Education was a possible answer or better a sentimental education. Many philosophers of the eighteenth century started to focus their attention on childhood, being that period of life when are we so responsive. John Locke warned that “the little and almost insensible impressions on our tender infancies have very important and lasting consequences “, therefore education should work on those impressions to “open and dispose their (children) minds as may best make them capable of any, when they shall apply themselves to it.” Furthermore, he maintained that the “associations of ideas” that one makes when young are more important than those made later, because they are the very foundation of the self.
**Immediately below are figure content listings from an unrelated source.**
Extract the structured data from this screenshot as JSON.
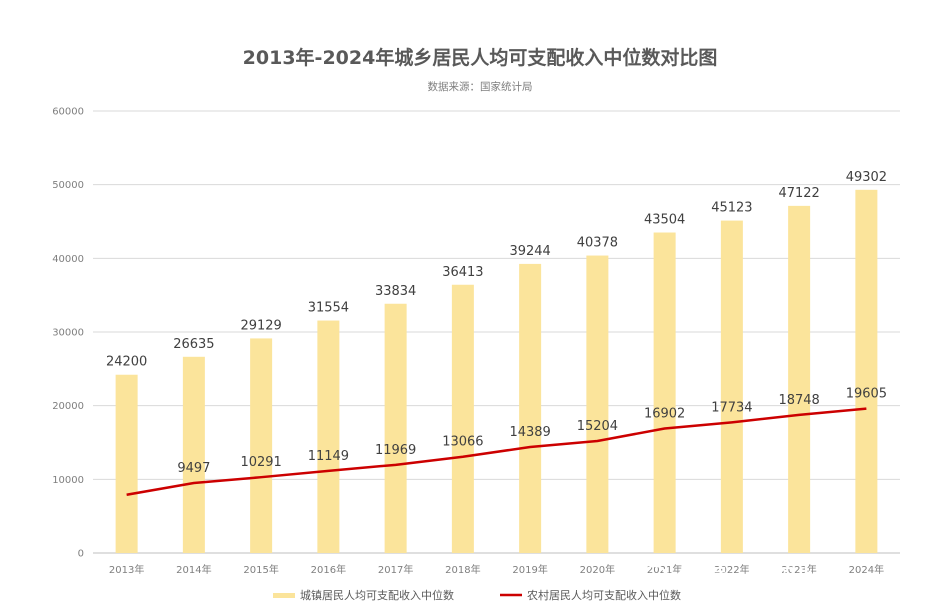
{
  "chart_data": {
    "type": "bar",
    "title": "2013年-2024年城乡居民人均可支配收入中位数对比图",
    "subtitle": "数据来源：国家统计局",
    "categories": [
      "2013年",
      "2014年",
      "2015年",
      "2016年",
      "2017年",
      "2018年",
      "2019年",
      "2020年",
      "2021年",
      "2022年",
      "2023年",
      "2024年"
    ],
    "ylim": [
      0,
      60000
    ],
    "yticks": [
      0,
      10000,
      20000,
      30000,
      40000,
      50000,
      60000
    ],
    "ytick_labels": [
      "0",
      "10000",
      "20000",
      "30000",
      "40000",
      "50000",
      "60000"
    ],
    "grid": true,
    "legend_position": "bottom",
    "series": [
      {
        "name": "城镇居民人均可支配收入中位数",
        "type": "bar",
        "color": "#fbe49b",
        "values": [
          24200,
          26635,
          29129,
          31554,
          33834,
          36413,
          39244,
          40378,
          43504,
          45123,
          47122,
          49302
        ],
        "labels": [
          "24200",
          "26635",
          "29129",
          "31554",
          "33834",
          "36413",
          "39244",
          "40378",
          "43504",
          "45123",
          "47122",
          "49302"
        ]
      },
      {
        "name": "农村居民人均可支配收入中位数",
        "type": "line",
        "color": "#cc0000",
        "values": [
          7907,
          9497,
          10291,
          11149,
          11969,
          13066,
          14389,
          15204,
          16902,
          17734,
          18748,
          19605
        ],
        "labels": [
          "",
          "9497",
          "10291",
          "11149",
          "11969",
          "13066",
          "14389",
          "15204",
          "16902",
          "17734",
          "18748",
          "19605"
        ]
      }
    ]
  },
  "watermark": {
    "text": "公众号 · 公民马小白"
  }
}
Jean Jacque Rousseau wrote in his book Emile that all children are perfectly designed organisms, ready to learn from their surroundings so as to grow into virtuous adults. The instinctive goodness of a child is spoiled by society that for the French philosopher was malign and corrupted.That’s why he also advocated an educational method which consisted in removing the child from society, for example, to a country home, thus enabling him to live more in close contact with nature, which he regarded the only source of pure, uncontaminated values and emotions. He also maintained that child should grow up without any adult interference and that the child should be guided to suffer from the experience of the natural consequences of his own acts or behaviour. When he experiences the consequences of his own acts, he advises himself. A teacher, therefore, shouldn’t but encourage the natural curiosity of a child and guide him to experience the sensorial world, only once this world has been molded – at about the age of 12 – the tutor is allowed to work to develop his mind.The associationist philosopher David Hartley focused his attention on childhood as well and he assumed that also “our moral character develops in that phase as a result of the pleasure and pains caused by physical experiences“. Therefore if a child is well guided to experience the world and learn from the emotions he receives, he will be able to grow a more rounded mad with firmer ethics and more inclined to find joy and positivity in life.
That was almost three centuries ago and I have to say, all this interest in childhood was just philosophy, as the majority of children left school at six and were regularly exploited at work. Nowadays children live a more pampered life, at least in the western world, therefore there should be a more fertile ground to impart the lesson of those philosophers, but how do we educate our children? Are we really paying the due attention to make them develop their sensorial, emotional world, considering that all this should frame their moral character once they become adults?